[コメント] 拳闘屋キートン(1926/米)
原題“Battling Butler”が名指す対象は、云うまでもなくまずここに登場する拳闘王者であり、延いては彼に成り済ます羽目になるバスター・キートンだが、さらには「戦う執事」すなわちスニッツ・エドワーズをも含むだろう。ここでエドワーズが担う笑いの比重はかつてのジョー・ロバーツ以上に大きい。
キートンの共演者として真っ先に思い浮かぶのは、ヒロインたちや独り立ち以前の相方ロスコー・アーバックルを除けばジョー・ロバーツしかいないだろう(実父ジョー・キートンとの共演も少なからずありますが、意外と印象はさほど強くなかったりします)。しかし、ほしいままに暴力を振るう容貌魁偉のロバーツは、自らで笑いを完結させるというよりも、もっぱらキートンのリアクションを引き出すことで笑いを生産する装置的存在だった。
一方でこのエドワーズは、キートンが拳闘王者であると勝手に偽るなど物語の推進力として働くと同時に、その度を越した執事ぶりでもって私たちを笑わせる。
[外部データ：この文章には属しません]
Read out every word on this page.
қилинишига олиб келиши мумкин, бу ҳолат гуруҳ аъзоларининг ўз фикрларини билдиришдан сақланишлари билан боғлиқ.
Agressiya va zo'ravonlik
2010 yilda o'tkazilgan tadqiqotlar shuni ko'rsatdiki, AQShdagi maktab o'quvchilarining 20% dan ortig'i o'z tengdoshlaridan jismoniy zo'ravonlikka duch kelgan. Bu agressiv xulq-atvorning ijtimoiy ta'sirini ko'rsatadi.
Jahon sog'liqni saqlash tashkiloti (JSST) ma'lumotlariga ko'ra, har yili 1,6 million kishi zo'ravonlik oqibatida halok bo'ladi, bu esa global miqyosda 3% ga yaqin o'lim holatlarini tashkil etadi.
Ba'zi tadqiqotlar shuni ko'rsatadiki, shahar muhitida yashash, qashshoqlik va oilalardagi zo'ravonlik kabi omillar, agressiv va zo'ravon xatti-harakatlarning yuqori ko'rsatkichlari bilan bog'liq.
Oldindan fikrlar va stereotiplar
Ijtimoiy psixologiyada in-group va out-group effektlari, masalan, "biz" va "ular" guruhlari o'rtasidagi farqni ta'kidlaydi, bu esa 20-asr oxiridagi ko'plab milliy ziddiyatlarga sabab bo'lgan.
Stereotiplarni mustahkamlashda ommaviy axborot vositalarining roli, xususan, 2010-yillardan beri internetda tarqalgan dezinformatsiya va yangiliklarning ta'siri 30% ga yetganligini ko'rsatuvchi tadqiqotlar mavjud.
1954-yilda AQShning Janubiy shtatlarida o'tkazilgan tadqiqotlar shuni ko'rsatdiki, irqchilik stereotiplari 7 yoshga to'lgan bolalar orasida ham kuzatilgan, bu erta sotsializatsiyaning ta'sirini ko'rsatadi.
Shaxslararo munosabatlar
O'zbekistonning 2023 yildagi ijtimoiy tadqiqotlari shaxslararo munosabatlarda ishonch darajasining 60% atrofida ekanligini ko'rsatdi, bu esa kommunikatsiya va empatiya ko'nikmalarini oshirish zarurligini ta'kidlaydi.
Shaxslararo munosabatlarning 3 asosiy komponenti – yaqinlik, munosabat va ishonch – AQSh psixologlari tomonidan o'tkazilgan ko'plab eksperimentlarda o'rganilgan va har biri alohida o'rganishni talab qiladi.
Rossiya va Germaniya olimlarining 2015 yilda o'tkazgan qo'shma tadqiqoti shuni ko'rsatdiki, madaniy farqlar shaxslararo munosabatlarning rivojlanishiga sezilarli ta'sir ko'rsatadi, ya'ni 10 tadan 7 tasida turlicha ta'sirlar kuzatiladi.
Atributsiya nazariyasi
それはロバーツの振舞いが象徴するような純スラップスティックとは位相を異にするいささか言語的な(?)笑いかもしれないが、ともかくキートン映画への新たな笑いの供給源となっている。この大役の抜擢はおそらく『キートンのセブン・チャンス』での仕事ぶりが認められてのことだろう。引き続きキートン・フィルモグラフィのメドレー的佳品『キートンのカレッジ・ライフ』においても、劇にアクセントを加える役どころを与えられることになる。